Há dois marcadores tumorais mais importantes: a alfafetoproteína (AFP) e a subunidade beta da gonadotrofina coriônica humana (ß-HCG). Nos carcinomas embrionários, os níveis de AFP e ß-HCG podem estar aumentados; nos tumores do saco vitelínico, os níveis de AFP; e nos coriocarcinomas, a ß-HCG. Outro marcador, a desidrogenase láctica (DHL), não é específico de nenhum subtipo e pode estar elevado em todos os tumores de testículo.

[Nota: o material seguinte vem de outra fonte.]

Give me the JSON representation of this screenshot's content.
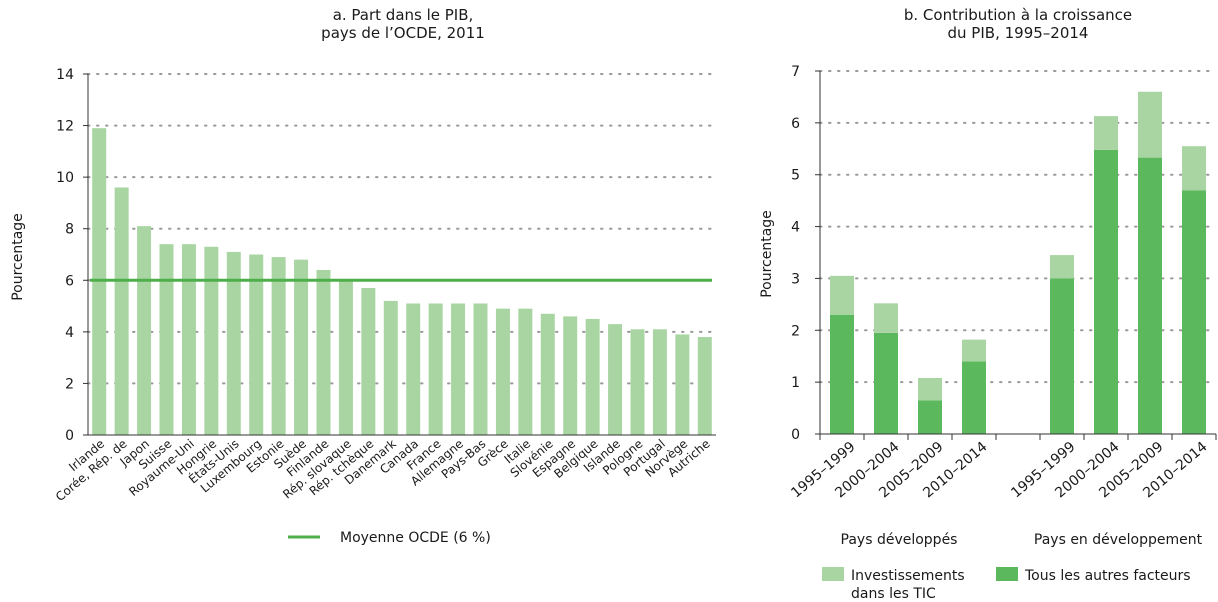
{
  "chart_data": [
    {
      "type": "bar",
      "title_lines": [
        "a. Part dans le PIB,",
        "pays de l’OCDE, 2011"
      ],
      "ylabel": "Pourcentage",
      "xlabel": "",
      "ylim": [
        0,
        14
      ],
      "yticks": [
        0,
        2,
        4,
        6,
        8,
        10,
        12,
        14
      ],
      "grid": "horizontal dotted",
      "categories": [
        "Irlande",
        "Corée, Rép. de",
        "Japon",
        "Suisse",
        "Royaume-Uni",
        "Hongrie",
        "États-Unis",
        "Luxembourg",
        "Estonie",
        "Suède",
        "Finlande",
        "Rép. slovaque",
        "Rép. tchèque",
        "Danemark",
        "Canada",
        "France",
        "Allemagne",
        "Pays-Bas",
        "Grèce",
        "Italie",
        "Slovénie",
        "Espagne",
        "Belgique",
        "Islande",
        "Pologne",
        "Portugal",
        "Norvège",
        "Autriche"
      ],
      "values": [
        11.9,
        9.6,
        8.1,
        7.4,
        7.4,
        7.3,
        7.1,
        7.0,
        6.9,
        6.8,
        6.4,
        6.0,
        5.7,
        5.2,
        5.1,
        5.1,
        5.1,
        5.1,
        4.9,
        4.9,
        4.7,
        4.6,
        4.5,
        4.3,
        4.1,
        4.1,
        3.9,
        3.8
      ],
      "reference_line": {
        "value": 6,
        "label": "Moyenne OCDE (6 %)"
      },
      "legend_position": "bottom",
      "colors": {
        "bar": "#a9d5a3",
        "reference": "#4daf4a"
      }
    },
    {
      "type": "bar",
      "stacked": true,
      "title_lines": [
        "b. Contribution à la croissance",
        "du PIB, 1995–2014"
      ],
      "ylabel": "Pourcentage",
      "xlabel": "",
      "ylim": [
        0,
        7
      ],
      "yticks": [
        0,
        1,
        2,
        3,
        4,
        5,
        6,
        7
      ],
      "grid": "horizontal dotted",
      "groups": [
        {
          "label": "Pays développés",
          "categories": [
            "1995–1999",
            "2000–2004",
            "2005–2009",
            "2010–2014"
          ]
        },
        {
          "label": "Pays en développement",
          "categories": [
            "1995–1999",
            "2000–2004",
            "2005–2009",
            "2010–2014"
          ]
        }
      ],
      "series": [
        {
          "name": "Tous les autres facteurs",
          "values": [
            2.3,
            1.95,
            0.65,
            1.4,
            3.0,
            5.48,
            5.33,
            4.7
          ],
          "color": "#5cb85c"
        },
        {
          "name": "Investissements dans les TIC",
          "legend_lines": [
            "Investissements",
            "dans les TIC"
          ],
          "values": [
            0.75,
            0.57,
            0.43,
            0.42,
            0.45,
            0.65,
            1.27,
            0.85
          ],
          "color": "#a9d5a3"
        }
      ],
      "legend_position": "bottom"
    }
  ]
}
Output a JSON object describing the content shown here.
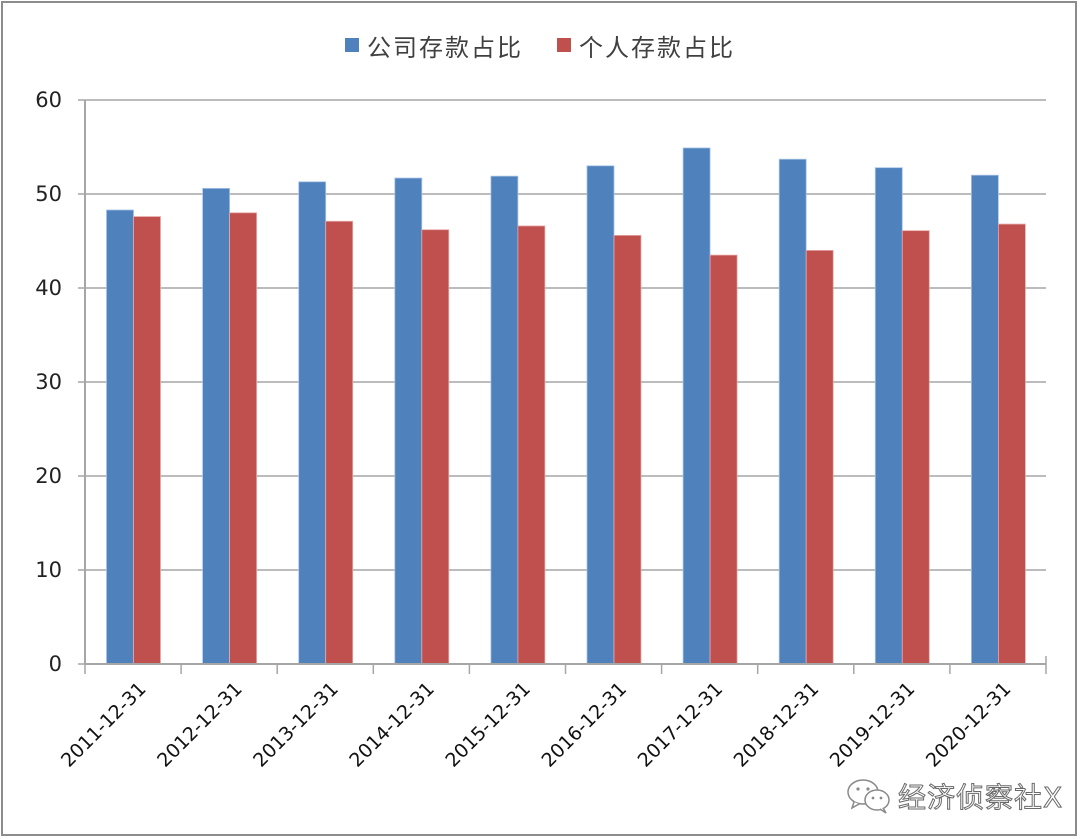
{
  "chart_data": {
    "type": "bar",
    "title": "",
    "xlabel": "",
    "ylabel": "",
    "categories": [
      "2011-12-31",
      "2012-12-31",
      "2013-12-31",
      "2014-12-31",
      "2015-12-31",
      "2016-12-31",
      "2017-12-31",
      "2018-12-31",
      "2019-12-31",
      "2020-12-31"
    ],
    "series": [
      {
        "name": "公司存款占比",
        "color": "#4F81BD",
        "values": [
          48.3,
          50.6,
          51.3,
          51.7,
          51.9,
          53.0,
          54.9,
          53.7,
          52.8,
          52.0
        ]
      },
      {
        "name": "个人存款占比",
        "color": "#C0504D",
        "values": [
          47.6,
          48.0,
          47.1,
          46.2,
          46.6,
          45.6,
          43.5,
          44.0,
          46.1,
          46.8
        ]
      }
    ],
    "ylim": [
      0,
      60
    ],
    "yticks": [
      0,
      10,
      20,
      30,
      40,
      50,
      60
    ],
    "grid": true,
    "legend_position": "top"
  },
  "legend": {
    "items": [
      {
        "label": "公司存款占比",
        "color": "#4F81BD"
      },
      {
        "label": "个人存款占比",
        "color": "#C0504D"
      }
    ]
  },
  "watermark": {
    "text": "经济侦察社X",
    "icon": "wechat-icon"
  }
}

Embora seja raro, é possível ocorrer o aparecimento de um tumor germinativo, não no testículo, mas no mediastino (região anatômica entre os dois pulmões) ou no retroperitônio (região anatômica localizada no abdômen, na altura da cicatriz umbilical, próximo à coluna vertebral lombar).

Tumores seminomatosos

Correspondem a 40% de todos os tumores de testículo e costumam aparecer entre os 30 e os 40 anos de idade. Os seminomas compreendem três subtipos: clássico, anaplásico e espermatocítico. Este último surge com mais frequência em pacientes mais velhos e raramente forma metástases depois da cirurgia.

Os pacientes com seminoma podem apresentar pequenas elevações dos níveis de ß-HCG, mas nunca de AFP. Se houver elevação de AFP, o diagnóstico de seminoma puro deve ser modificado para não seminoma.

Tipos mais raros

Tumores raros de testículo correspondem a somente 5% de todos os casos: linfomas, sarcomas e tumores de Sertoli e Leydig.